A terceirização obedece à lógica da especialização,3 3 A noção de especialização está intimamente relacionada ao princípio da divisão do trabalho, preconizado pelos teóricos das escolas clássica e neoclássica da administração, pelo qual a concentração dos esforços e recursos organizacionais em áreas restritas e limitadas conduziria a melhores resultados operacionais (Chiavenato, 1993). pela qual o ente público transfere ao terceiro, por meio de um contrato administrativo, a responsabilidade pela execução de atividades consideradas acessórias ou auxiliares ao alcance de sua missão institucional, podendo, assim, concentrar seus esforços naquelas atividades que são a razão de sua existência, isto é, suas atividades finalísticas.

Ainda que seja uma prática organizacional amplamente difundida entre as empresas brasileiras, tanto públicas como privadas, como estratégia para o alcance de maior eficiência, a terceirização não está isenta de críticas, devidas, sobretudo, ao tratamento dispensado aos trabalhadores contratados pela prestadora de serviços. Como destaca Schnell (2005), na relação triangular decorrente de uma terceirização, o trabalhador é o ente mais fragilizado, transformado em simples mercadoria. O autor enfatiza, ainda, a precarização das relações trabalhistas promovida pela terceirização, à medida que os trabalhadores são submetidos a condições degradantes de trabalho, a duplo poder de comando e a vínculos trabalhistas débeis e instáveis.

Como já destacado, não existe vínculo contratual entre a Administração e os empregados da empresa contratada para a execução de serviços. Este é um aspecto muito importante para a compreensão dos conflitos que decorrem destas contratações, pois, embora não haja vínculo empregatício entre os trabalhadores e a Administração, muitas vezes a Justiça do Trabalho estende ao órgão contratante a responsabilidade sobre o descumprimento, por parte das empresas contratadas, de suas obrigações como empregadoras.

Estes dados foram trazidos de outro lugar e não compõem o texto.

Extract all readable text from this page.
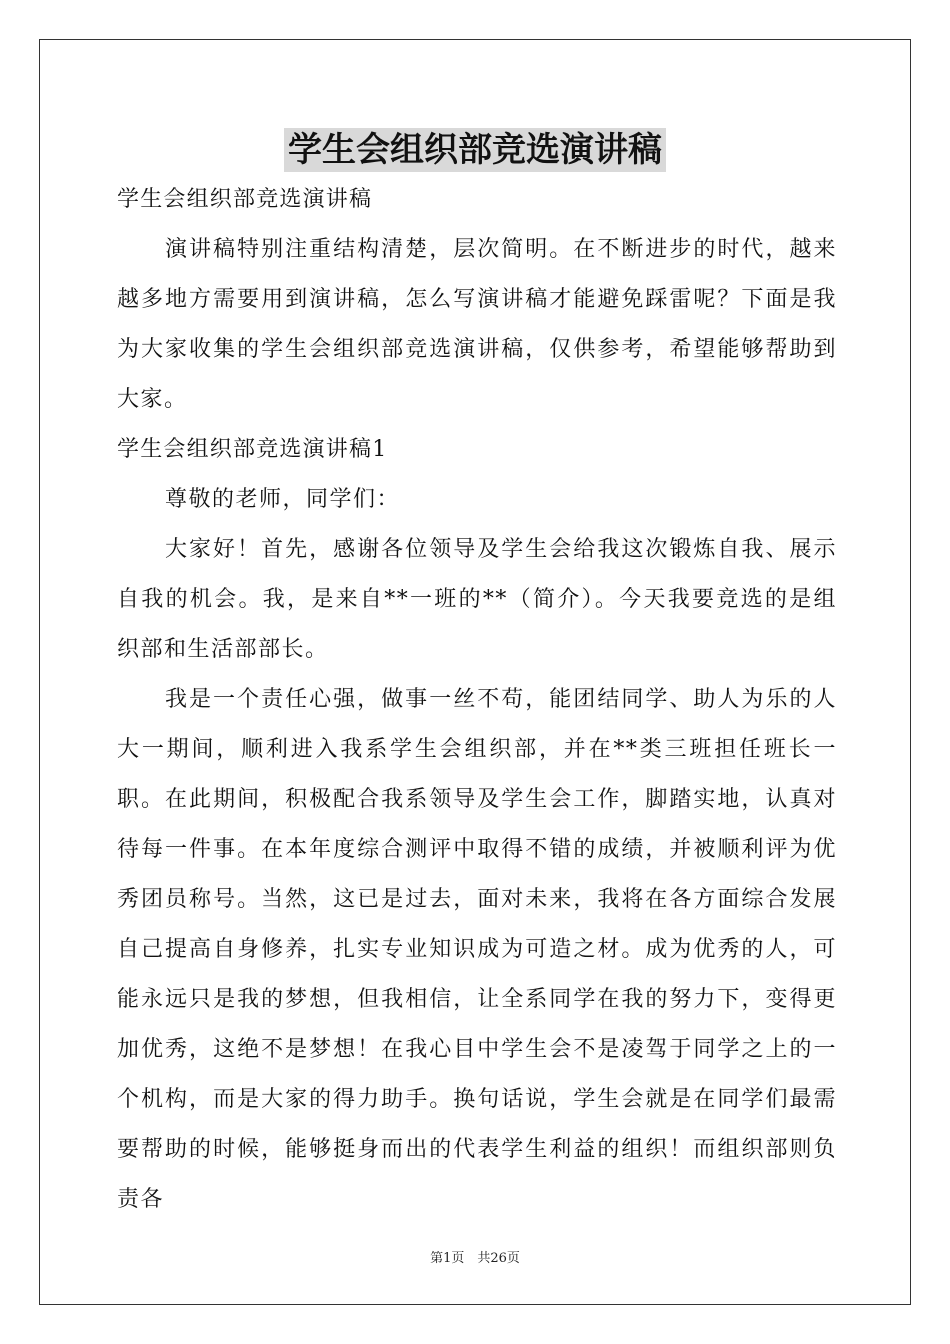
学生会组织部竞选演讲稿
学生会组织部竞选演讲稿
演讲稿特别注重结构清楚，层次简明。在不断进步的时代，越来越多地方需要用到演讲稿，怎么写演讲稿才能避免踩雷呢？下面是我为大家收集的学生会组织部竞选演讲稿，仅供参考，希望能够帮助到大家。
学生会组织部竞选演讲稿1
尊敬的老师，同学们：
大家好！首先，感谢各位领导及学生会给我这次锻炼自我、展示自我的机会。我，是来自**一班的**（简介）。今天我要竞选的是组织部和生活部部长。
我是一个责任心强，做事一丝不苟，能团结同学、助人为乐的人大一期间，顺利进入我系学生会组织部，并在**类三班担任班长一职。在此期间，积极配合我系领导及学生会工作，脚踏实地，认真对待每一件事。在本年度综合测评中取得不错的成绩，并被顺利评为优秀团员称号。当然，这已是过去，面对未来，我将在各方面综合发展自己提高自身修养，扎实专业知识成为可造之材。成为优秀的人，可能永远只是我的梦想，但我相信，让全系同学在我的努力下，变得更加优秀，这绝不是梦想！在我心目中学生会不是凌驾于同学之上的一个机构，而是大家的得力助手。换句话说，学生会就是在同学们最需要帮助的时候，能够挺身而出的代表学生利益的组织！而组织部则负责各
第1页　共26页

Esta responsabilização, fundamentada no Inciso IV do Enunciado nº 331 do Tribunal Superior do Trabalho (TST), tem sido ao longo dos últimos anos objeto de grande discussão nos meios jurídicos. Este inciso, introduzido no citado Enunciado por meio da Resolução TST nº 96/2000, prevê a responsabilização subsidiária do tomador de serviços, inclusive órgãos da Administração Pública, em face do descumprimento de encargos trabalhistas pelo empregador.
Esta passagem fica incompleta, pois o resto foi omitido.